The McManus Galleries, one of Dundee’s most distinctive landmarks, was built in Gothic Revival Style.The gallery and museum, which opened in 1876 as the Albert Institure, was closed to the public for four years between 2006-2010 for major renovations.
Upon entering the building, I was drawn to the stained glass windows in the Cafe.
The beautiful stained glass continued with the depictions of well known Scots, including Robert Burns and Sir Walter Scott, on the staircase windows.
On the first floor, the Albert Hall, there was more magnificent stained glass.
I found the ‘Making of Modern Dundee’ section very interesting, although it was rather sad to read about the decline of so many industries in the city.

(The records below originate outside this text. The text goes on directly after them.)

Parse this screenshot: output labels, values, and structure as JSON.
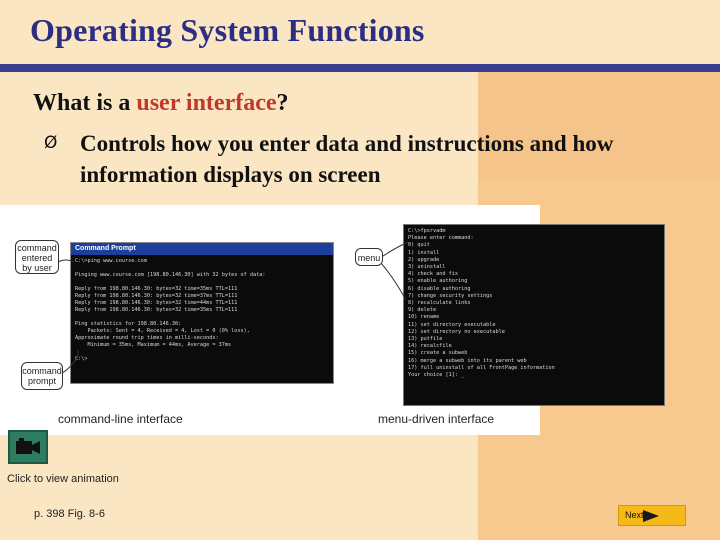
{
  "slide": {
    "title": "Operating System Functions",
    "question_prefix": "What is a ",
    "question_highlight": "user interface",
    "question_suffix": "?",
    "bullet_marker": "Ø",
    "bullet_text": "Controls how you enter data and instructions and how information displays on screen"
  },
  "figure": {
    "cmd_window_title": "Command Prompt",
    "cmd_lines": [
      "C:\\>ping www.course.com",
      "",
      "Pinging www.course.com [198.80.146.30] with 32 bytes of data:",
      "",
      "Reply from 198.80.146.30: bytes=32 time=35ms TTL=111",
      "Reply from 198.80.146.30: bytes=32 time=37ms TTL=111",
      "Reply from 198.80.146.30: bytes=32 time=44ms TTL=111",
      "Reply from 198.80.146.30: bytes=32 time=35ms TTL=111",
      "",
      "Ping statistics for 198.80.146.30:",
      "    Packets: Sent = 4, Received = 4, Lost = 0 (0% loss),",
      "Approximate round trip times in milli-seconds:",
      "    Minimum = 35ms, Maximum = 44ms, Average = 37ms",
      "",
      "C:\\>"
    ],
    "menu_lines": [
      "C:\\>fpsrvadm",
      "Please enter command:",
      "0) quit",
      "1) install",
      "2) upgrade",
      "3) uninstall",
      "4) check and fix",
      "5) enable authoring",
      "6) disable authoring",
      "7) change security settings",
      "8) recalculate links",
      "9) delete",
      "10) rename",
      "11) set directory executable",
      "12) set directory no executable",
      "13) putfile",
      "14) recalcfile",
      "15) create a subweb",
      "16) merge a subweb into its parent web",
      "17) full uninstall of all FrontPage information",
      "Your choice [1]: _"
    ],
    "callout_command_entered": "command entered by user",
    "callout_command_prompt": "command prompt",
    "callout_menu": "menu",
    "caption_cmd": "command-line interface",
    "caption_menu": "menu-driven interface"
  },
  "footer": {
    "animation_label": "Click to view animation",
    "page_ref": "p. 398 Fig. 8-6",
    "next_label": "Next"
  },
  "colors": {
    "title": "#2b2e83",
    "highlight": "#c0392b",
    "background": "#fbe6c3",
    "accent_column": "#f7c98e",
    "rule": "#3a3d8f",
    "next_button": "#f5b91a"
  }
}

In the 1870s Dundee was the UK’s largest whaling port. However, that industry had declined by the early 1910s. There’s a collection of whaling equipment, including the harpoons depicted below, in the gallery.
The Tay Rail Bridge opened in 1878, connecting the East Coast line from London. Two years later, the bridge collapsed when a steam train was crossing during a storm, resulting in the death of all passengers and crew.
NCR first started manufacturing cash registers in Dundee in1946, later moving onto the making of ATMs. In its heyday it employed more than 6,000 workers. The manufacturing side of NCR ceased in Dundee in 2009.
Dundee publisher DC Thomson is best known for the Dandy (which ceased publication in 2012) and Beano comics. Dennis the Menace and Gnasher, pictured below, are two of characters in the Beano.
Dundee became known for video game development with the launch of ‘Lemmings’ in 1991 and ‘Grand Theft Auto’ in 1996 by DMA Design. In the late 1990s DMA Design changed ownership three times and the Dundee office closed.
There was a Dundee United football strip from when this local team won the Scottish Premier League in 1983. Known locally as the ‘Tangerines’ the colour of the strip reminded me of the infamous Scottish ‘Irn Bru’ fizzy drink.
The McManus is open Monday to Saturday from 10am – 5pm and Sunday from 12.30pm – 4.30pm. Admission is free of charge.
If you’re in Dundee make sure that you visit the McManus Galleries, even if only to admire the interior of the building.